We compared the two models with each other and found the most suitable structural equation model (SEM) using ANOVA. First, we compared the Akaike information criterion (AIC) and the Bayesian information criterion (BIC) of the two models. The smaller these values were, the better the model fit the data. Second, we interpreted the Chi2 differences and their significance. The Chi2 differences of the two models were significant (p < 0.001). Based on these comparisons, Model 1 performed better (Table 4).
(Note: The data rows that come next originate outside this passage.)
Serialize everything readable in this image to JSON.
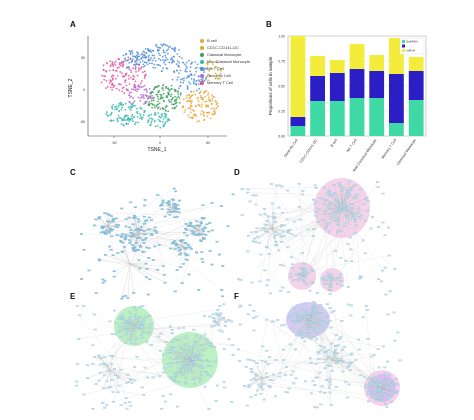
{
  "panels": {
    "a": "A",
    "b": "B",
    "c": "C",
    "d": "D",
    "e": "E",
    "f": "F"
  },
  "tsne": {
    "xlabel": "TSNE_1",
    "ylabel": "TSNE_2",
    "x_ticks": [
      "-50",
      "0",
      "50"
    ],
    "y_ticks": [
      "50",
      "0",
      "-50"
    ],
    "legend": [
      {
        "label": "B cell",
        "color": "#e8a43a"
      },
      {
        "label": "CD1C-CD141-DC",
        "color": "#c9b324"
      },
      {
        "label": "Classical Monocyte",
        "color": "#3aa05b"
      },
      {
        "label": "Non-Classical Monocyte",
        "color": "#36b8b0"
      },
      {
        "label": "NK T Cell",
        "color": "#4f8ed8"
      },
      {
        "label": "Dend-ific Cell",
        "color": "#b06bd8"
      },
      {
        "label": "Memory T Cell",
        "color": "#e0559a"
      }
    ]
  },
  "chart_data": {
    "type": "bar",
    "stacked": true,
    "ylabel": "Proportions of cells in sample",
    "ylim": [
      0,
      1
    ],
    "categories": [
      "Dend-ific Cell",
      "CD1C-CD141-DC",
      "B cell",
      "NK T Cell",
      "Non-Classical Monocyte",
      "Memory T Cell",
      "Classical Monocyte"
    ],
    "series": [
      {
        "name": "control",
        "color": "#3fd9a6",
        "values": [
          0.1,
          0.35,
          0.35,
          0.38,
          0.38,
          0.13,
          0.36
        ]
      },
      {
        "name": "",
        "color": "#2a1ec4",
        "values": [
          0.09,
          0.25,
          0.28,
          0.29,
          0.27,
          0.49,
          0.29
        ]
      },
      {
        "name": "",
        "color": "#f4ec3a",
        "values": [
          0.81,
          0.2,
          0.13,
          0.25,
          0.16,
          0.36,
          0.14
        ]
      }
    ],
    "legend_labels": [
      "BulkRNA",
      "",
      "scRNA"
    ],
    "bar_totals": [
      1.0,
      0.8,
      0.76,
      0.92,
      0.81,
      0.98,
      0.79
    ]
  },
  "networks": {
    "c_color": "#8ac6e3",
    "d_color": "#f1c4e4",
    "e_color": "#a6ecb0",
    "f_color": "#c9b9f0",
    "f_pink": "#f1c4e4"
  }
}
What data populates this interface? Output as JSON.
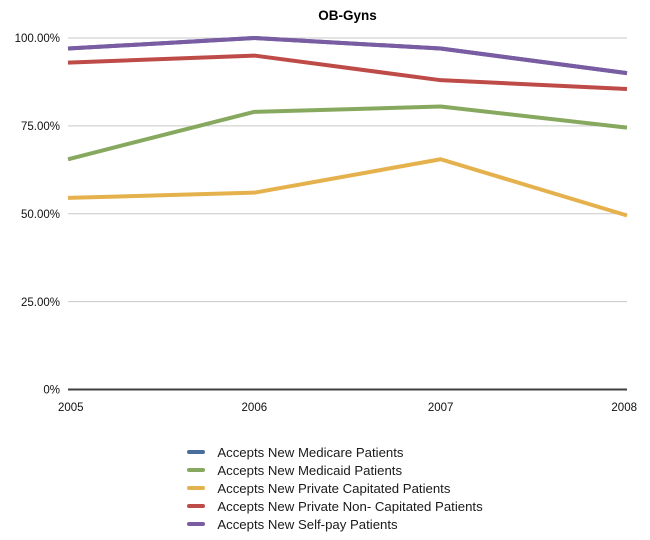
{
  "title": "OB-Gyns",
  "chart_data": {
    "type": "line",
    "title": "OB-Gyns",
    "x": [
      "2005",
      "2006",
      "2007",
      "2008"
    ],
    "series": [
      {
        "name": "Accepts New Medicare Patients",
        "color": "#4A6E9B",
        "values": [
          97,
          100,
          97,
          90
        ]
      },
      {
        "name": "Accepts New Medicaid Patients",
        "color": "#87A95F",
        "values": [
          65.5,
          79,
          80.5,
          74.5
        ]
      },
      {
        "name": "Accepts New Private Capitated Patients",
        "color": "#E5B14D",
        "values": [
          54.5,
          56,
          65.5,
          49.5
        ]
      },
      {
        "name": "Accepts New Private Non- Capitated Patients",
        "color": "#BE4B48",
        "values": [
          93,
          95,
          88,
          85.5
        ]
      },
      {
        "name": "Accepts New Self-pay Patients",
        "color": "#7A5CA3",
        "values": [
          97,
          100,
          97,
          90
        ]
      }
    ],
    "ytick_labels": [
      "100.00%",
      "75.00%",
      "50.00%",
      "25.00%",
      "0%"
    ],
    "ytick_values": [
      100,
      75,
      50,
      25,
      0
    ],
    "ylim": [
      0,
      100
    ],
    "grid": true,
    "legend_position": "bottom",
    "gridline_color": "#c9c9c9",
    "axis_color": "#3f3f3f",
    "tick_text_color": "#111111"
  }
}
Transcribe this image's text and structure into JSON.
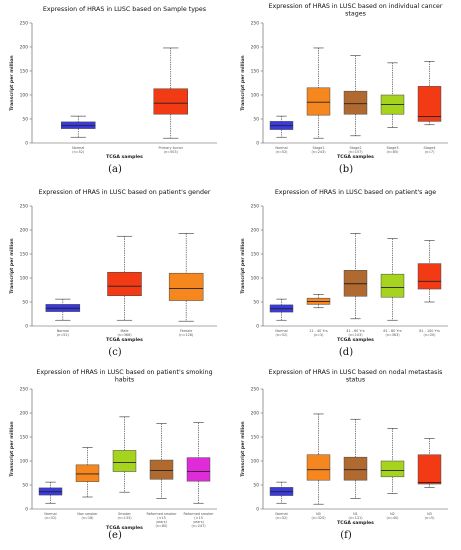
{
  "chart_data": [
    {
      "type": "box",
      "title": "Expression of HRAS in LUSC based on Sample types",
      "ylabel": "Transcript per million",
      "xlabel": "TCGA samples",
      "ylim": [
        0,
        250
      ],
      "yticks": [
        0,
        50,
        100,
        150,
        200,
        250
      ],
      "panel_label": "(a)",
      "boxes": [
        {
          "label": "Normal",
          "n": "(n=52)",
          "min": 12,
          "q1": 30,
          "median": 36,
          "q3": 44,
          "max": 56,
          "color": "#3a3adf"
        },
        {
          "label": "Primary tumor",
          "n": "(n=503)",
          "min": 10,
          "q1": 60,
          "median": 83,
          "q3": 113,
          "max": 198,
          "color": "#f23a14"
        }
      ]
    },
    {
      "type": "box",
      "title": "Expression of HRAS in LUSC based on individual cancer stages",
      "ylabel": "Transcript per million",
      "xlabel": "TCGA samples",
      "ylim": [
        0,
        250
      ],
      "yticks": [
        0,
        50,
        100,
        150,
        200,
        250
      ],
      "panel_label": "(b)",
      "boxes": [
        {
          "label": "Normal",
          "n": "(n=52)",
          "min": 12,
          "q1": 28,
          "median": 36,
          "q3": 45,
          "max": 56,
          "color": "#3a3adf"
        },
        {
          "label": "Stage1",
          "n": "(n=243)",
          "min": 10,
          "q1": 58,
          "median": 85,
          "q3": 115,
          "max": 198,
          "color": "#f5871e"
        },
        {
          "label": "Stage2",
          "n": "(n=157)",
          "min": 15,
          "q1": 60,
          "median": 82,
          "q3": 108,
          "max": 182,
          "color": "#b06a30"
        },
        {
          "label": "Stage3",
          "n": "(n=85)",
          "min": 32,
          "q1": 60,
          "median": 80,
          "q3": 100,
          "max": 167,
          "color": "#a6d41e"
        },
        {
          "label": "Stage4",
          "n": "(n=7)",
          "min": 38,
          "q1": 45,
          "median": 55,
          "q3": 118,
          "max": 170,
          "color": "#f23a14"
        }
      ]
    },
    {
      "type": "box",
      "title": "Expression of HRAS in LUSC based on patient's gender",
      "ylabel": "Transcript per million",
      "xlabel": "TCGA samples",
      "ylim": [
        0,
        250
      ],
      "yticks": [
        0,
        50,
        100,
        150,
        200,
        250
      ],
      "panel_label": "(c)",
      "boxes": [
        {
          "label": "Normal",
          "n": "(n=52)",
          "min": 12,
          "q1": 30,
          "median": 37,
          "q3": 45,
          "max": 56,
          "color": "#3a3adf"
        },
        {
          "label": "Male",
          "n": "(n=366)",
          "min": 12,
          "q1": 63,
          "median": 83,
          "q3": 112,
          "max": 187,
          "color": "#f23a14"
        },
        {
          "label": "Female",
          "n": "(n=128)",
          "min": 10,
          "q1": 53,
          "median": 78,
          "q3": 110,
          "max": 193,
          "color": "#f5871e"
        }
      ]
    },
    {
      "type": "box",
      "title": "Expression of HRAS in LUSC based on patient's age",
      "ylabel": "Transcript per million",
      "xlabel": "TCGA samples",
      "ylim": [
        0,
        250
      ],
      "yticks": [
        0,
        50,
        100,
        150,
        200,
        250
      ],
      "panel_label": "(d)",
      "boxes": [
        {
          "label": "Normal",
          "n": "(n=52)",
          "min": 12,
          "q1": 29,
          "median": 36,
          "q3": 44,
          "max": 56,
          "color": "#3a3adf"
        },
        {
          "label": "21 - 40 Yrs",
          "n": "(n=3)",
          "min": 38,
          "q1": 45,
          "median": 51,
          "q3": 58,
          "max": 66,
          "color": "#f5871e"
        },
        {
          "label": "41 - 60 Yrs",
          "n": "(n=103)",
          "min": 15,
          "q1": 62,
          "median": 88,
          "q3": 116,
          "max": 193,
          "color": "#b06a30"
        },
        {
          "label": "61 - 80 Yrs",
          "n": "(n=363)",
          "min": 12,
          "q1": 60,
          "median": 80,
          "q3": 108,
          "max": 182,
          "color": "#a6d41e"
        },
        {
          "label": "81 - 100 Yrs",
          "n": "(n=20)",
          "min": 50,
          "q1": 77,
          "median": 93,
          "q3": 130,
          "max": 178,
          "color": "#f23a14"
        }
      ]
    },
    {
      "type": "box",
      "title": "Expression of HRAS in LUSC based on patient's smoking habits",
      "ylabel": "Transcript per million",
      "xlabel": "TCGA samples",
      "ylim": [
        0,
        250
      ],
      "yticks": [
        0,
        50,
        100,
        150,
        200,
        250
      ],
      "panel_label": "(e)",
      "boxes": [
        {
          "label": "Normal",
          "n": "(n=52)",
          "min": 12,
          "q1": 29,
          "median": 36,
          "q3": 44,
          "max": 56,
          "color": "#3a3adf"
        },
        {
          "label": "Non smoker",
          "n": "(n=18)",
          "min": 25,
          "q1": 57,
          "median": 73,
          "q3": 92,
          "max": 128,
          "color": "#f5871e"
        },
        {
          "label": "Smoker",
          "n": "(n=133)",
          "min": 35,
          "q1": 78,
          "median": 97,
          "q3": 122,
          "max": 192,
          "color": "#a6d41e"
        },
        {
          "label": "Reformed smoker (<15 years)",
          "n": "(n=80)",
          "min": 22,
          "q1": 62,
          "median": 80,
          "q3": 102,
          "max": 178,
          "color": "#b06a30"
        },
        {
          "label": "Reformed smoker (>15 years)",
          "n": "(n=247)",
          "min": 12,
          "q1": 58,
          "median": 78,
          "q3": 107,
          "max": 180,
          "color": "#e02bd8"
        }
      ]
    },
    {
      "type": "box",
      "title": "Expression of HRAS in LUSC based on nodal metastasis status",
      "ylabel": "Transcript per million",
      "xlabel": "TCGA samples",
      "ylim": [
        0,
        250
      ],
      "yticks": [
        0,
        50,
        100,
        150,
        200,
        250
      ],
      "panel_label": "(f)",
      "boxes": [
        {
          "label": "Normal",
          "n": "(n=52)",
          "min": 12,
          "q1": 28,
          "median": 36,
          "q3": 45,
          "max": 56,
          "color": "#3a3adf"
        },
        {
          "label": "N0",
          "n": "(n=320)",
          "min": 10,
          "q1": 60,
          "median": 82,
          "q3": 113,
          "max": 198,
          "color": "#f5871e"
        },
        {
          "label": "N1",
          "n": "(n=131)",
          "min": 22,
          "q1": 60,
          "median": 82,
          "q3": 108,
          "max": 187,
          "color": "#b06a30"
        },
        {
          "label": "N2",
          "n": "(n=40)",
          "min": 32,
          "q1": 67,
          "median": 80,
          "q3": 100,
          "max": 168,
          "color": "#a6d41e"
        },
        {
          "label": "N3",
          "n": "(n=5)",
          "min": 45,
          "q1": 52,
          "median": 55,
          "q3": 113,
          "max": 147,
          "color": "#f23a14"
        }
      ]
    }
  ]
}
Then, we calculated the measurement models for each factor of Model 1 (cf. Table 5). The model fit values of each measurement model were found to be satisfactory [38]. For further analysis, we examined the explained variance for each factor and for the overall scale. The reliability of the factors was tested using McDonald’s omega and Cronbach’s alpha to answer RQ2. We assumed omega and alpha ≥ 0.7 to be adequate for a reliable test instrument [39].
To answer RQ3, we then investigated the relationship between the WPL factors and the three FKM scales of “medical expertise”; “communication”, and “scholarship” using Spearman’s rho correlation coefficient due to a missing normal distribution of the data. According to the work of Field [40], we assumed a correlation coefficient of r ± 0.1 as a small effect, r ± 0.3 as a medium effect, and r ± 0.5 as a large effect. The significance level was set at p ≤ 0.05. The analyses were conducted with the R package lavaan (version 3.6.1; [41, 42]) and IBM SPSS statistical software (version 28; [43]).
To further investigate the construct validity of the instrument, we calculated an SEM by applying the three FKM scales as predictors of the four WPL factors. In the first step, a measurement model was calculated that covered the four latent variables of informal WPL outcomes. In the second step, a regression model was conducted to add the three FKM scales as predictors to the measurement model [39]. The SEM was calculated by using the software Mplus 8.7 [44] by applying maximum likelihood. The cut-offs of the fit indices for SEM applied by Kline [39] were used here (CFI ≥ 0.90, TFI ≥ 0.95, SRMR ≤ 0.05; RSMEA ≤ 0.08).